Spannend, das hat mich noch nie wer gefragt, Dazu höre ich sonst immer Podcasts und jetzt kann ich mal eine Meinung dazu abgeben. Die Frage ist ja, was für ein Wachstum. die Blume wächst, das Getreidekorn wächst und Kinder wachsen. Solche Wachstumsideen finde ich total super. Man weiß auch, dass nach dem Wachstum wieder ein Vergehen folgt. Das ist ein natürlicher Kreislauf, der nicht negiert werden kann. Das kann man auch auf andere Arten von Wachstum übertragen. Man sieht also zunächst, dass etwas wächst und irgendwann kommt ein Punkt, an dem wird es vielleicht zu viel. Dann muss etwas verloren gehen, weil es nicht mehr gebraucht wird. Mit den planetaren Grenzen haben wir da einen Parameter, der uns sehr klar zeigt, dieser Punkt deutlich erreicht ist. Die Ressourcen der Erde waren letztes Jahr in Deutschland Anfang Mai und auf der Welt Anfang August aufgebraucht. Für mich sollte Wirtschaften immer im Rahmen der planetaren Grenzen passieren und da sind wir im westlichen Kontext voll drüber hinausgeschossen. Wenn man es global kosmisch betrachtet, müsste an der einen Stelle abgebaut werden, damit an anderen Stellen was aufgebaut werden kann. Insgesamt, glaube ich, wäre für uns als Menschheit eine langsamere, bewusstere und reflektiertere Entwicklung besser gewesen.

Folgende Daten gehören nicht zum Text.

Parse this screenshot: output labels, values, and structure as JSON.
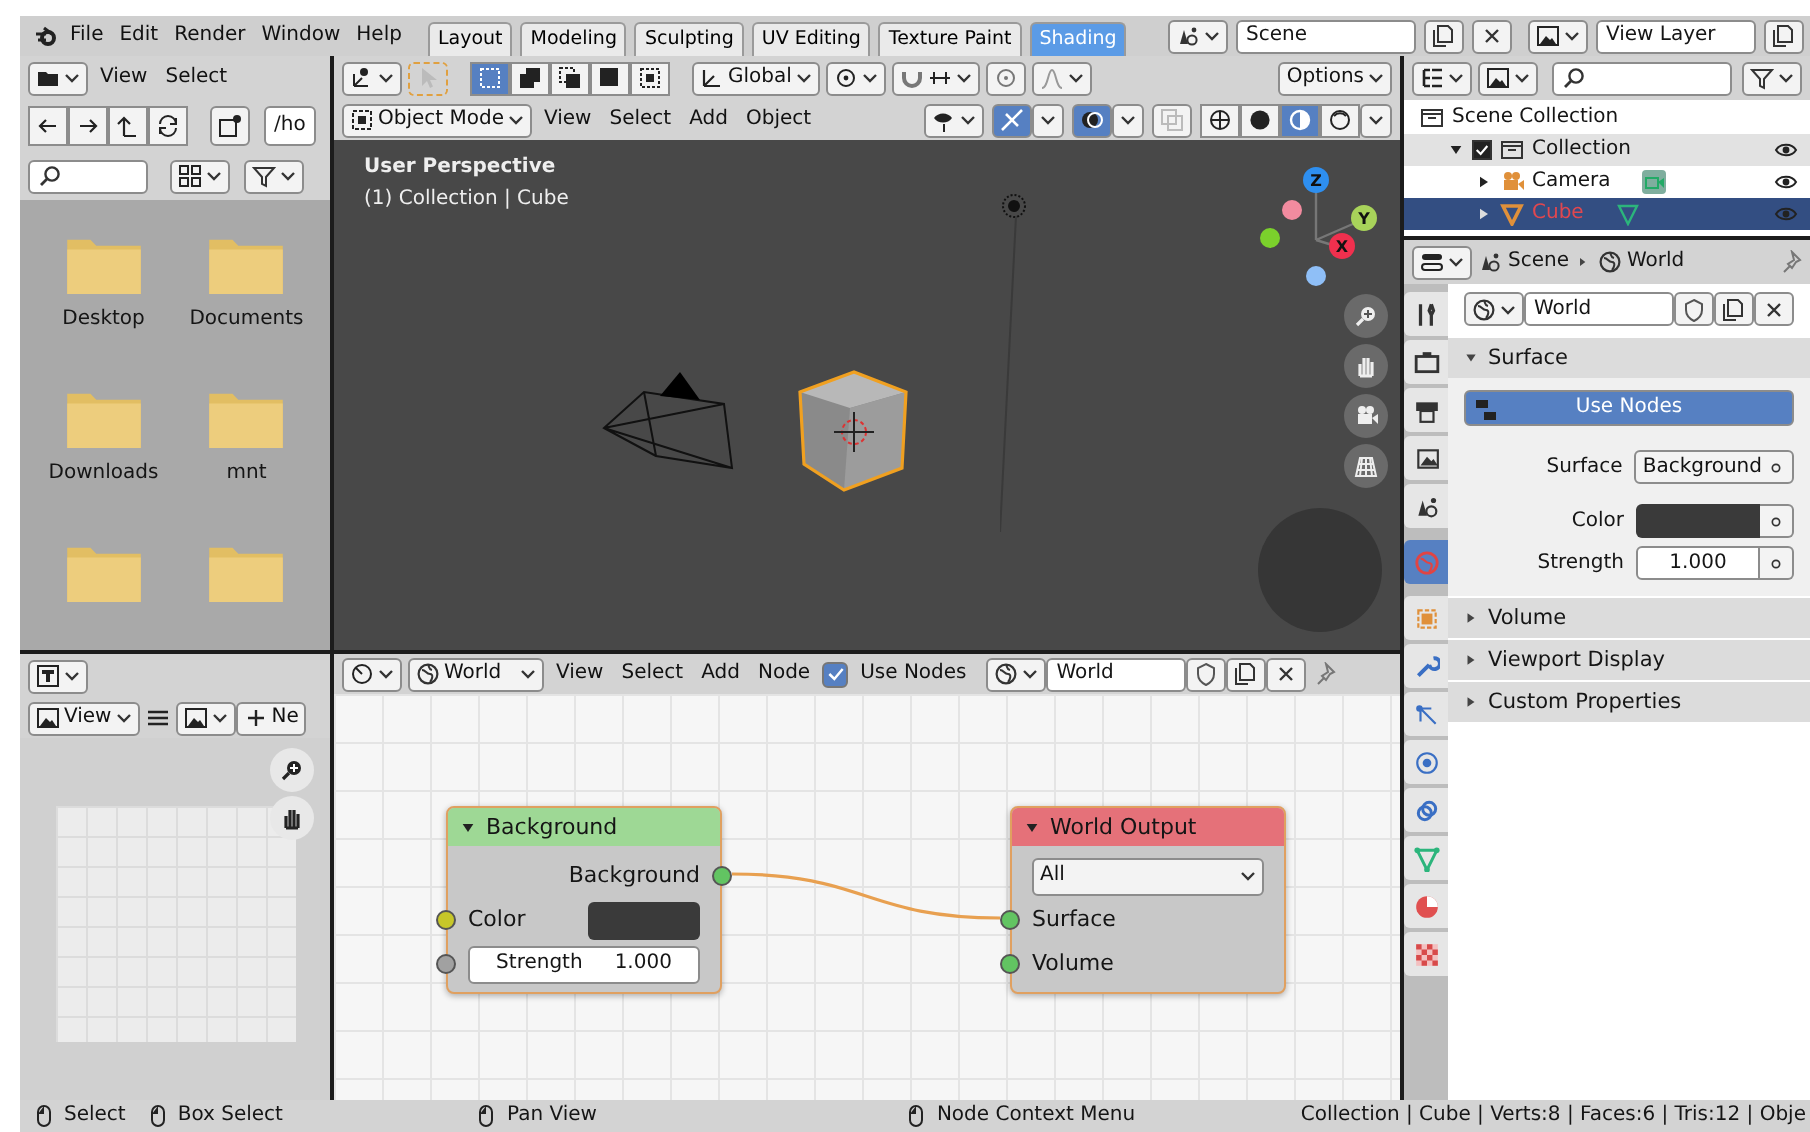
{
  "top_bar": {
    "menus": [
      "File",
      "Edit",
      "Render",
      "Window",
      "Help"
    ],
    "workspaces": [
      {
        "label": "Layout",
        "selected": false
      },
      {
        "label": "Modeling",
        "selected": false
      },
      {
        "label": "Sculpting",
        "selected": false
      },
      {
        "label": "UV Editing",
        "selected": false
      },
      {
        "label": "Texture Paint",
        "selected": false
      },
      {
        "label": "Shading",
        "selected": true
      }
    ],
    "scene": "Scene",
    "view_layer": "View Layer"
  },
  "file_browser": {
    "menus": [
      "View",
      "Select"
    ],
    "path": "/ho",
    "folders": [
      "Desktop",
      "Documents",
      "Downloads",
      "mnt"
    ]
  },
  "viewport": {
    "transform_orientation": "Global",
    "options": "Options",
    "mode": "Object Mode",
    "menus": [
      "View",
      "Select",
      "Add",
      "Object"
    ],
    "select_modes": [
      {
        "selected": true
      },
      {
        "selected": false
      },
      {
        "selected": false
      },
      {
        "selected": false
      },
      {
        "selected": false
      }
    ],
    "shading_modes": [
      {
        "kind": "wireframe",
        "selected": false
      },
      {
        "kind": "solid",
        "selected": false
      },
      {
        "kind": "material",
        "selected": true
      },
      {
        "kind": "rendered",
        "selected": false
      }
    ],
    "overlay_text": [
      "User Perspective",
      "(1) Collection | Cube"
    ],
    "axes": [
      "Z",
      "Y",
      "X"
    ]
  },
  "outliner": {
    "tree": [
      {
        "label": "Scene Collection",
        "children": [
          {
            "label": "Collection",
            "checked": true,
            "expanded": true,
            "children": [
              {
                "label": "Camera",
                "kind": "camera",
                "selected": false
              },
              {
                "label": "Cube",
                "kind": "mesh",
                "selected": true
              }
            ]
          }
        ]
      }
    ]
  },
  "properties": {
    "breadcrumb": [
      "Scene",
      "World"
    ],
    "datablock": "World",
    "tabs": [
      {
        "kind": "tool",
        "selected": false
      },
      {
        "kind": "render",
        "selected": false
      },
      {
        "kind": "output",
        "selected": false
      },
      {
        "kind": "view_layer",
        "selected": false
      },
      {
        "kind": "scene",
        "selected": false
      },
      {
        "kind": "world",
        "selected": true
      },
      {
        "kind": "object",
        "selected": false
      },
      {
        "kind": "modifier",
        "selected": false
      },
      {
        "kind": "particles",
        "selected": false
      },
      {
        "kind": "physics",
        "selected": false
      },
      {
        "kind": "constraints",
        "selected": false
      },
      {
        "kind": "data",
        "selected": false
      },
      {
        "kind": "material",
        "selected": false
      },
      {
        "kind": "texture",
        "selected": false
      }
    ],
    "panels": [
      {
        "title": "Surface",
        "expanded": true,
        "use_nodes": "Use Nodes",
        "fields": [
          {
            "label": "Surface",
            "kind": "button",
            "value": "Background"
          },
          {
            "label": "Color",
            "kind": "color",
            "color": "#3a3a3a"
          },
          {
            "label": "Strength",
            "kind": "number",
            "value": "1.000"
          }
        ]
      },
      {
        "title": "Volume",
        "expanded": false
      },
      {
        "title": "Viewport Display",
        "expanded": false
      },
      {
        "title": "Custom Properties",
        "expanded": false
      }
    ]
  },
  "image_editor": {
    "view_menu": "View",
    "new_button": "Ne"
  },
  "node_editor": {
    "datablock_type": "World",
    "menus": [
      "View",
      "Select",
      "Add",
      "Node"
    ],
    "use_nodes": {
      "label": "Use Nodes",
      "checked": true
    },
    "datablock": "World",
    "nodes": [
      {
        "title": "Background",
        "color": "#9ed895",
        "outputs": [
          {
            "kind": "shader",
            "label": "Background",
            "linked": true
          }
        ],
        "inputs": [
          {
            "kind": "color",
            "label": "Color",
            "color": "#3a3a3a"
          },
          {
            "kind": "value",
            "label": "Strength",
            "value": "1.000"
          }
        ]
      },
      {
        "title": "World Output",
        "color": "#e57179",
        "target": "All",
        "inputs": [
          {
            "kind": "shader",
            "label": "Surface",
            "linked": true
          },
          {
            "kind": "shader",
            "label": "Volume"
          }
        ]
      }
    ]
  },
  "status_bar": {
    "hints": [
      "Select",
      "Box Select",
      "Pan View",
      "Node Context Menu"
    ],
    "stats": "Collection | Cube | Verts:8 | Faces:6 | Tris:12 | Obje"
  }
}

Noch ein Begriff – Was bedeutet für dich Wohlstand?

Für mich ist Wohlstand, dass ich mir keine Sorgen machen brauche um meine Existenz. Punkt. Zum Wohlstand gehört auch, dass ich mobil sein darf, aber für mich gehört es nicht zu Wohlstand, dreimal im Jahr in den Urlaub zu fliegen. Ich weiß, dass ich privilegiert lebe, mit der Natur und was ich mir leisten kann. Ich glaube, ich bin ein sehr wohlständiger Mensch.

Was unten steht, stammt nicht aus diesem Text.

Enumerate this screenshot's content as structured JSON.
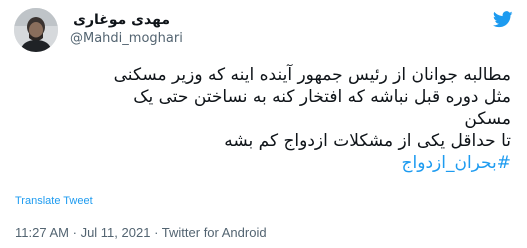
{
  "tweet": {
    "author": {
      "display_name": "مهدی موغاری",
      "handle": "@Mahdi_moghari"
    },
    "body_lines": [
      "مطالبه جوانان از رئیس جمهور آینده اینه که وزیر مسکنی",
      "مثل دوره قبل نباشه که افتخار کنه به نساختن حتی یک",
      "مسکن",
      "تا حداقل یکی از مشکلات ازدواج کم بشه"
    ],
    "hashtag": "#بحران_ازدواج",
    "translate_label": "Translate Tweet",
    "time": "11:27 AM",
    "separator": "·",
    "date": "Jul 11, 2021",
    "source": "Twitter for Android"
  },
  "icons": {
    "brand": "twitter-bird-icon",
    "avatar": "user-avatar-photo"
  },
  "colors": {
    "accent": "#1d9bf0",
    "text": "#0f1419",
    "secondary": "#536471"
  }
}
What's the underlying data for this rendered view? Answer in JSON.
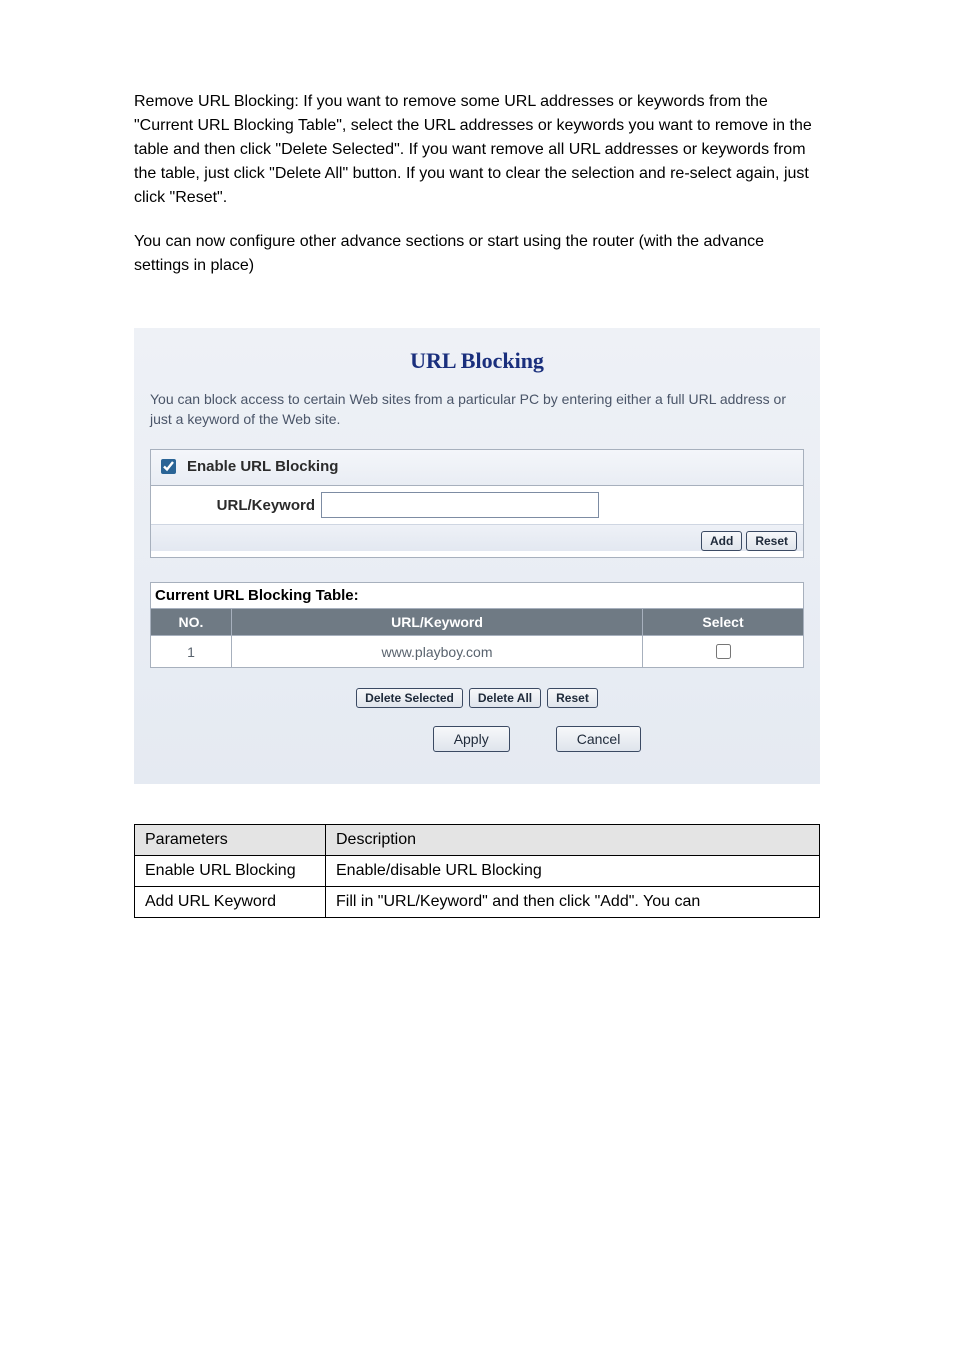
{
  "intro": {
    "p1": "Remove URL Blocking: If you want to remove some URL addresses or keywords from the \"Current URL Blocking Table\", select the URL addresses or keywords you want to remove in the table and then click \"Delete Selected\". If you want remove all URL addresses or keywords from the table, just click \"Delete All\" button. If you want to clear the selection and re-select again, just click \"Reset\".",
    "p2": "You can now configure other advance sections or start using the router (with the advance settings in place)"
  },
  "panel": {
    "title": "URL Blocking",
    "description": "You can block access to certain Web sites from a particular PC by entering either a full URL address or just a keyword of the Web site.",
    "enable_label": "Enable URL Blocking",
    "enable_checked": true,
    "url_keyword_label": "URL/Keyword",
    "url_keyword_value": "",
    "buttons": {
      "add": "Add",
      "reset": "Reset",
      "delete_selected": "Delete Selected",
      "delete_all": "Delete All",
      "apply": "Apply",
      "cancel": "Cancel"
    },
    "table": {
      "caption": "Current URL Blocking Table:",
      "headers": {
        "no": "NO.",
        "kw": "URL/Keyword",
        "select": "Select"
      },
      "rows": [
        {
          "no": "1",
          "kw": "www.playboy.com",
          "selected": false
        }
      ]
    }
  },
  "desc_table": {
    "head": {
      "c1": "Parameters",
      "c2": "Description"
    },
    "rows": [
      {
        "c1": "Enable URL Blocking",
        "c2": "Enable/disable URL Blocking"
      },
      {
        "c1": "Add URL Keyword",
        "c2": "Fill in \"URL/Keyword\" and then click \"Add\". You can"
      }
    ]
  }
}
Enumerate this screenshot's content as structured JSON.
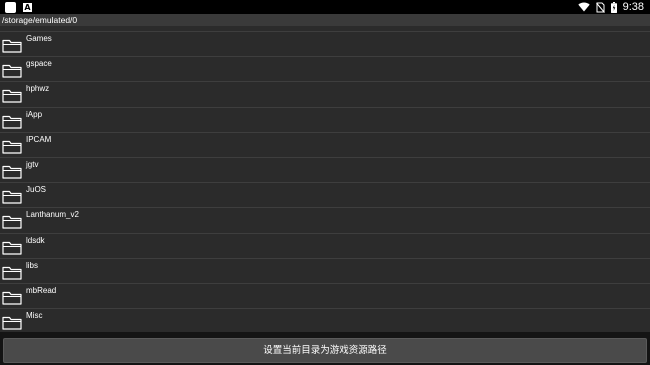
{
  "status_bar": {
    "time": "9:38",
    "left_icons": [
      "app-icon",
      "a-notification-icon"
    ],
    "right_icons": [
      "wifi-icon",
      "no-sim-icon",
      "battery-icon"
    ]
  },
  "path_bar": {
    "path": "/storage/emulated/0"
  },
  "file_list": {
    "items": [
      {
        "label": "Games",
        "icon": "folder-icon"
      },
      {
        "label": "gspace",
        "icon": "folder-icon"
      },
      {
        "label": "hphwz",
        "icon": "folder-icon"
      },
      {
        "label": "iApp",
        "icon": "folder-icon"
      },
      {
        "label": "IPCAM",
        "icon": "folder-icon"
      },
      {
        "label": "jgtv",
        "icon": "folder-icon"
      },
      {
        "label": "JuOS",
        "icon": "folder-icon"
      },
      {
        "label": "Lanthanum_v2",
        "icon": "folder-icon"
      },
      {
        "label": "ldsdk",
        "icon": "folder-icon"
      },
      {
        "label": "libs",
        "icon": "folder-icon"
      },
      {
        "label": "mbRead",
        "icon": "folder-icon"
      },
      {
        "label": "Misc",
        "icon": "folder-icon"
      }
    ]
  },
  "bottom_bar": {
    "button_label": "设置当前目录为游戏资源路径"
  },
  "colors": {
    "background": "#2b2b2b",
    "path_bar": "#3a3a3a",
    "divider": "#3e3e3e",
    "button": "#4a4a4a",
    "text": "#ffffff"
  }
}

Und letzte Begriffsfrage: Wie lassen sich die Begriffe aus dem Nachhaltigkeitsziel menschenwürdige Arbeit und Wirtschaftswachstum zusammenbringen?

Super gut. Ich finde das ist total klar und eigentlich total einfach. Mit der Soziokratie funktioniert das super. Ich glaube daran. Mein Experimentierfeld ist die Ökomarktgemeinschaft. Wir arbeiten seit fünf Jahren soziokratisch in diesem Unternehmen zusammen und es funktioniert super, obwohl wir in diesen fünf Jahren vor großen Herausforderungen standen: Pandemie, Inflation, Energiekrise. Natürlich ist mir bewußt, dass wir im derzeitigen neoliberalen Wirtschaftssystem als Unternehmen wirtschaften, aber ich weiß, dass wir im Unternehmen menschenwürdig und gemeinwohlorientiert handeln. Die Menschen aus dem Team sind sehr gerne dabei und dass das Team wächst immer weiter, sowohl in der Zahl der Mitarbeitenden, als auch jede Person individuell. Ich bin da immer wieder überrascht. Wir haben eine ältere Mitarbeiterin, die aus dem öffentlichen Verwaltungsdienst kommt. Sie kommt also aus einem ganz klassisch hierarchisch strukturierten Berufsfeld. Als sie zu uns kam, waren wir schon soziokratisch aufgestellt und ich fand es total spannend zu beobachten, wie sie daran lernt. Menschenwürdige Arbeit hat für mich auch ganz viel damit zu tun, dass man selber an der Arbeit wächst und sich entwickelt. Wenn wir das in der Arbeit schaffen, dann sind Menschen sehr glücklich und zufrieden und dann wächst die Wirtschaft auch anders, als sie jetzt wächst. Menschen merken, dann, dass es so viele schöne Dinge auf der Welt gibt und sie nicht unbedingt acht Stunden arbeiten gehen müssen, um genug Geld zum glücklich sein zu verdienen. Sie könnten merken, dass Glück auch anders erfahrbar ist und dann denke ich erlebt Wirtschaftswachstum eine andere Definition.